The framework for this recipe comes from Panizza himself, and an interview he gave to Domenica Marchetti for the book Preserving Italy. That’s why the man is the Pesto Ambassador.

Pickled Sweet and Sour Peppers with Capers

Free Oatmeal Cookie Recipe

Our seventies vintage Mirro-Matic has a couple of new parts, and pressure canning has gone into overdrive–it will process 16 pints at one time. Our local supermarket, not to mention the entire tomato farming regions of Italy, could go bankrupt.

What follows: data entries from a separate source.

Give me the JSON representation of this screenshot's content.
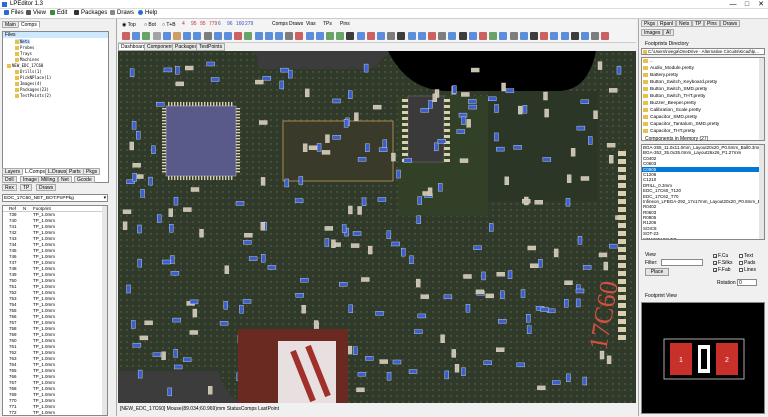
{
  "app": {
    "title": "LPEditor 1.3",
    "min": "—",
    "max": "□",
    "close": "✕"
  },
  "menu": [
    {
      "label": "Files",
      "icon": "folder-icon",
      "color": "#2b6cd4"
    },
    {
      "label": "View",
      "icon": "eye-icon",
      "color": "#555555"
    },
    {
      "label": "Edit",
      "icon": "pencil-icon",
      "color": "#3a8a3a"
    },
    {
      "label": "Packages",
      "icon": "package-icon",
      "color": "#333333"
    },
    {
      "label": "Draws",
      "icon": "draw-icon",
      "color": "#888888"
    },
    {
      "label": "Help",
      "icon": "help-icon",
      "color": "#2b6cd4"
    }
  ],
  "toolbar": {
    "top_label": "Top",
    "bot_label": "Bot",
    "tb_label": "T+B",
    "numbers": [
      "4",
      "95",
      "95",
      "779",
      "6",
      "96",
      "160",
      "279"
    ],
    "tabs": [
      "Comps",
      "Draws",
      "Vias",
      "TPs",
      "Pins"
    ]
  },
  "left": {
    "top_tabs": [
      "Main",
      "Comps"
    ],
    "tree_header": "Files",
    "tree_items": [
      {
        "label": "Nets",
        "indent": 1,
        "selected": true
      },
      {
        "label": "Probes",
        "indent": 1
      },
      {
        "label": "Trays",
        "indent": 1
      },
      {
        "label": "Machines",
        "indent": 1
      },
      {
        "label": "NEW_EDC_17C60",
        "indent": 0
      },
      {
        "label": "Drills(1)",
        "indent": 1
      },
      {
        "label": "PickNPlace(1)",
        "indent": 1
      },
      {
        "label": "Images(4)",
        "indent": 1
      },
      {
        "label": "Packages(23)",
        "indent": 1
      },
      {
        "label": "TestPoints(2)",
        "indent": 1
      }
    ],
    "tabs_row1": [
      "Layers",
      "L.Comps",
      "L.Draws",
      "Parts",
      "Pkgs"
    ],
    "tabs_row2": [
      "Drill",
      "Image",
      "Milling",
      "Net",
      "Gcode"
    ],
    "tabs_row3": [
      "Rex",
      "TP",
      "Draws"
    ],
    "selector": "EDC_17C60_NET_BOT:PnPPkg",
    "list_headers": [
      "Ref",
      "N",
      "Footprint"
    ],
    "rows": [
      {
        "ref": "739",
        "fp": "TP_1.0mm"
      },
      {
        "ref": "740",
        "fp": "TP_1.0mm"
      },
      {
        "ref": "741",
        "fp": "TP_1.0mm"
      },
      {
        "ref": "742",
        "fp": "TP_1.0mm"
      },
      {
        "ref": "743",
        "fp": "TP_1.0mm"
      },
      {
        "ref": "744",
        "fp": "TP_1.0mm"
      },
      {
        "ref": "745",
        "fp": "TP_1.0mm"
      },
      {
        "ref": "746",
        "fp": "TP_1.0mm"
      },
      {
        "ref": "747",
        "fp": "TP_1.0mm"
      },
      {
        "ref": "748",
        "fp": "TP_1.0mm"
      },
      {
        "ref": "749",
        "fp": "TP_1.0mm"
      },
      {
        "ref": "750",
        "fp": "TP_1.0mm"
      },
      {
        "ref": "751",
        "fp": "TP_1.0mm"
      },
      {
        "ref": "752",
        "fp": "TP_1.0mm"
      },
      {
        "ref": "753",
        "fp": "TP_1.0mm"
      },
      {
        "ref": "754",
        "fp": "TP_1.0mm"
      },
      {
        "ref": "755",
        "fp": "TP_1.0mm"
      },
      {
        "ref": "756",
        "fp": "TP_1.0mm"
      },
      {
        "ref": "757",
        "fp": "TP_1.0mm"
      },
      {
        "ref": "758",
        "fp": "TP_1.0mm"
      },
      {
        "ref": "759",
        "fp": "TP_1.0mm"
      },
      {
        "ref": "760",
        "fp": "TP_1.0mm"
      },
      {
        "ref": "761",
        "fp": "TP_1.0mm"
      },
      {
        "ref": "762",
        "fp": "TP_1.0mm"
      },
      {
        "ref": "763",
        "fp": "TP_1.0mm"
      },
      {
        "ref": "764",
        "fp": "TP_1.0mm"
      },
      {
        "ref": "765",
        "fp": "TP_1.0mm"
      },
      {
        "ref": "766",
        "fp": "TP_1.0mm"
      },
      {
        "ref": "767",
        "fp": "TP_1.0mm"
      },
      {
        "ref": "768",
        "fp": "TP_1.0mm"
      },
      {
        "ref": "769",
        "fp": "TP_1.0mm"
      },
      {
        "ref": "770",
        "fp": "TP_1.0mm"
      },
      {
        "ref": "771",
        "fp": "TP_1.0mm"
      },
      {
        "ref": "772",
        "fp": "TP_1.0mm"
      }
    ]
  },
  "doc_tabs": [
    "Dashboard",
    "Components",
    "Packages",
    "TestPoints"
  ],
  "status": {
    "text": "[NEW_EDC_17C60] Mouse(89.034;60.969)mm StatusComps LastPoint"
  },
  "board": {
    "silkscreen_text": "17C60"
  },
  "right": {
    "tabs_row1": [
      "Pkgs",
      "Rpanl",
      "Nets",
      "TP",
      "Pins",
      "Draws"
    ],
    "tabs_row2": [
      "Images",
      "AI"
    ],
    "footprint_dir_label": "Footprints Directory",
    "path": "C:\\Users\\nvega\\OneDrive - Alternative Circuits\\Kicad\\lp...",
    "dir_items": [
      "..",
      "Audio_Module.pretty",
      "Battery.pretty",
      "Button_Switch_Keyboard.pretty",
      "Button_Switch_SMD.pretty",
      "Button_Switch_THT.pretty",
      "Buzzer_Beeper.pretty",
      "Calibration_Scale.pretty",
      "Capacitor_SMD.pretty",
      "Capacitor_Tantalum_SMD.pretty",
      "Capacitor_THT.pretty"
    ],
    "mem_label": "Components in Memory (27)",
    "mem_items": [
      "BGA-255_11.0x11.0mm_Layout20x20_P0.5mm_Ball0.3mm",
      "BGA-352_35.0x35.0mm_Layout26x26_P1.27mm",
      "C0402",
      "C0603",
      "C0805",
      "C1206",
      "C1210",
      "DRILL_0.3mm",
      "EDC_17C60_T120",
      "EDC_17C62_T70",
      "Infineon_LFBGA-292_17x17mm_Layout20x20_P0.8mm_Ball0.4mm",
      "R0402",
      "R0603",
      "R0805",
      "R1206",
      "SOIC8",
      "SOT-23",
      "STM32F100VET",
      "TSSOP-20_4.4x6.5mm_Layout17x17_P0.65mm"
    ],
    "mem_selected": 4,
    "view_label": "View",
    "filter_label": "Filter:",
    "place_label": "Place",
    "checks": [
      {
        "label": "F.Cu",
        "checked": true
      },
      {
        "label": "F.Silks",
        "checked": true
      },
      {
        "label": "F.Fab",
        "checked": true
      },
      {
        "label": "Text",
        "checked": false
      },
      {
        "label": "Pads",
        "checked": false
      },
      {
        "label": "Lines",
        "checked": false
      }
    ],
    "rotation_label": "Rotation",
    "rotation_value": "0",
    "fp_view_label": "Footprint View",
    "pad_labels": [
      "1",
      "2"
    ]
  },
  "colors": {
    "board_green": "#2f3a2b",
    "copper": "#c0a050",
    "pad_blue": "#3a5fd0",
    "selection_blue": "#0078d7"
  }
}
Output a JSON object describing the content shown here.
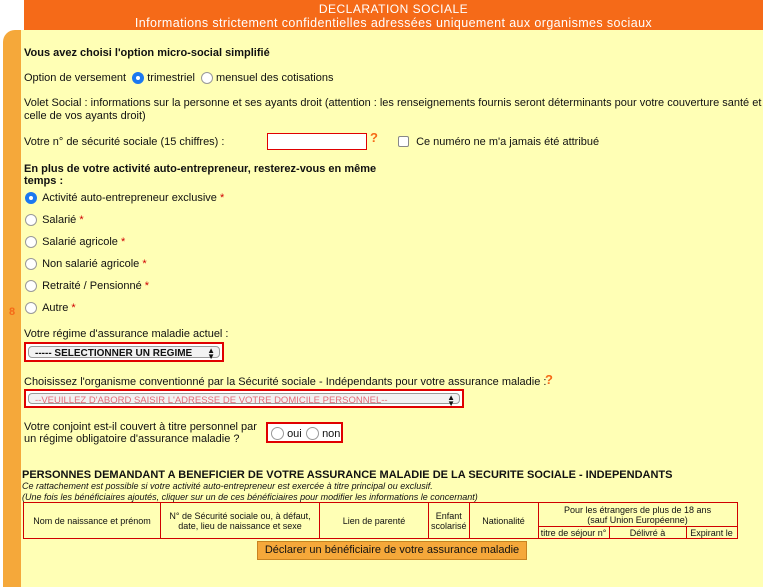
{
  "header": {
    "title": "DECLARATION SOCIALE",
    "subtitle": "Informations strictement confidentielles adressées uniquement aux organismes sociaux"
  },
  "side": {
    "step_number": "8"
  },
  "option": {
    "heading": "Vous avez choisi l'option micro-social simplifié",
    "versement_label": "Option de versement",
    "trimestriel": "trimestriel",
    "mensuel": "mensuel des cotisations"
  },
  "volet": {
    "line1": "Volet Social : informations sur la personne et ses ayants droit (attention : les renseignements fournis seront déterminants pour votre couverture santé et",
    "line2": "celle de vos ayants droit)"
  },
  "secu": {
    "label": "Votre n° de sécurité sociale (15 chiffres) :",
    "value": "",
    "help": "?",
    "never_label": "Ce numéro ne m'a jamais été attribué"
  },
  "activite": {
    "heading_line1": "En plus de votre activité auto-entrepreneur, resterez-vous en même",
    "heading_line2": "temps :",
    "options": [
      {
        "label": "Activité auto-entrepreneur exclusive",
        "req": "*"
      },
      {
        "label": "Salarié",
        "req": "*"
      },
      {
        "label": "Salarié agricole",
        "req": "*"
      },
      {
        "label": "Non salarié agricole",
        "req": "*"
      },
      {
        "label": "Retraité / Pensionné",
        "req": "*"
      },
      {
        "label": "Autre",
        "req": "*"
      }
    ]
  },
  "regime": {
    "label": "Votre régime d'assurance maladie actuel :",
    "selected": "----- SELECTIONNER UN REGIME"
  },
  "organisme": {
    "label": "Choisissez l'organisme conventionné par la Sécurité sociale - Indépendants pour votre assurance maladie :",
    "help": "?",
    "selected": "--VEUILLEZ D'ABORD SAISIR L'ADRESSE DE VOTRE DOMICILE PERSONNEL--"
  },
  "conjoint": {
    "line1": "Votre conjoint est-il couvert à titre personnel par",
    "line2": "un régime obligatoire d'assurance maladie ?",
    "oui": "oui",
    "non": "non"
  },
  "beneficiaires": {
    "title": "PERSONNES DEMANDANT A BENEFICIER DE VOTRE ASSURANCE MALADIE DE LA SECURITE SOCIALE - INDEPENDANTS",
    "note1": "Ce rattachement est possible si votre activité auto-entrepreneur est exercée à titre principal ou exclusif.",
    "note2": "(Une fois les bénéficiaires ajoutés, cliquer sur un de ces bénéficiaires pour modifier les informations le concernant)",
    "col_nom": "Nom de naissance et prénom",
    "col_secu_1": "N° de Sécurité sociale ou, à défaut,",
    "col_secu_2": "date, lieu de naissance et sexe",
    "col_lien": "Lien de parenté",
    "col_enfant_1": "Enfant",
    "col_enfant_2": "scolarisé",
    "col_nat": "Nationalité",
    "col_etr_1": "Pour les étrangers de plus de 18 ans",
    "col_etr_2": "(sauf Union Européenne)",
    "sub_titre": "titre de séjour n°",
    "sub_delivre": "Délivré à",
    "sub_expirant": "Expirant le",
    "button": "Déclarer un  bénéficiaire de votre assurance maladie"
  }
}
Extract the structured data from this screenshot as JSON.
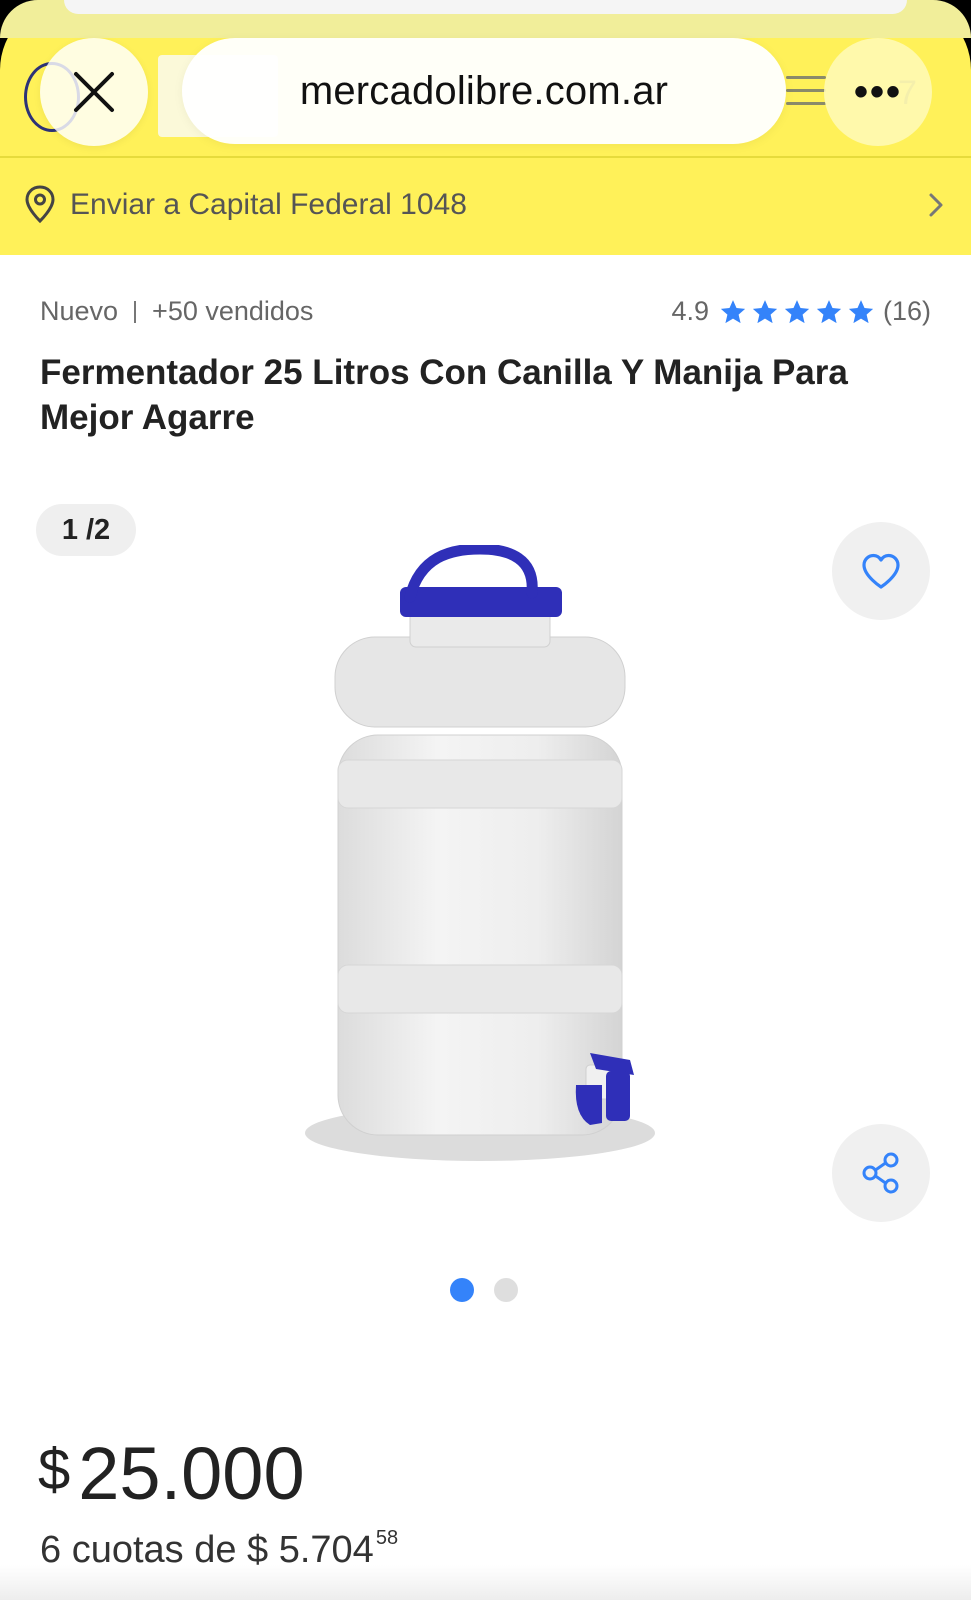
{
  "browser": {
    "url": "mercadolibre.com.ar",
    "close_icon": "close-icon",
    "more_icon": "more-dots-icon",
    "more_label": "•••"
  },
  "shipping": {
    "text": "Enviar a Capital Federal 1048",
    "icon": "location-pin-icon"
  },
  "product": {
    "condition": "Nuevo",
    "sold": "+50 vendidos",
    "rating_score": "4.9",
    "rating_stars": 5,
    "rating_count": "(16)",
    "title": "Fermentador 25 Litros Con Canilla Y Manija Para Mejor Agarre"
  },
  "gallery": {
    "counter": "1 /2",
    "total_images": 2,
    "active_index": 0
  },
  "price": {
    "currency": "$",
    "amount": "25.000",
    "installments_prefix": "6 cuotas de $ 5.704",
    "installments_cents": "58"
  },
  "colors": {
    "brand_yellow": "#fff159",
    "accent_blue": "#3483fa",
    "product_blue": "#2f2fb8"
  }
}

Speaking of Italy, these pickled peppers are a take on a classic Italian condiment. Their’s is preserved in olive oil, but it’s pickle country here. This will make two half pints.

Ingredients

8 sweet Peppers

1 clove Garlic (I used Elephant Garlic)

A few Capers, chopped

White Wine Vinegar

Sugar

A wine glass of Water

Salt (not much)

Olive Oil

Cook the peppers and garlic in olive oil, just until they are soft. Dissolve the sugar in vinegar and water–the sweetness is up to you. Combine all with the capers, and pressure can, or just use an interminable hot water bath. Or find a Mirro-matic at a flea market.

My mother almost burned down our house, because she let a pressure cooker boil completely dry, and the top blew off of it. No one was harmed, but we thought our parakeet was a goner. A little fresh air, and he was chirping like crazy again. Don’t let that happen to your Budgie.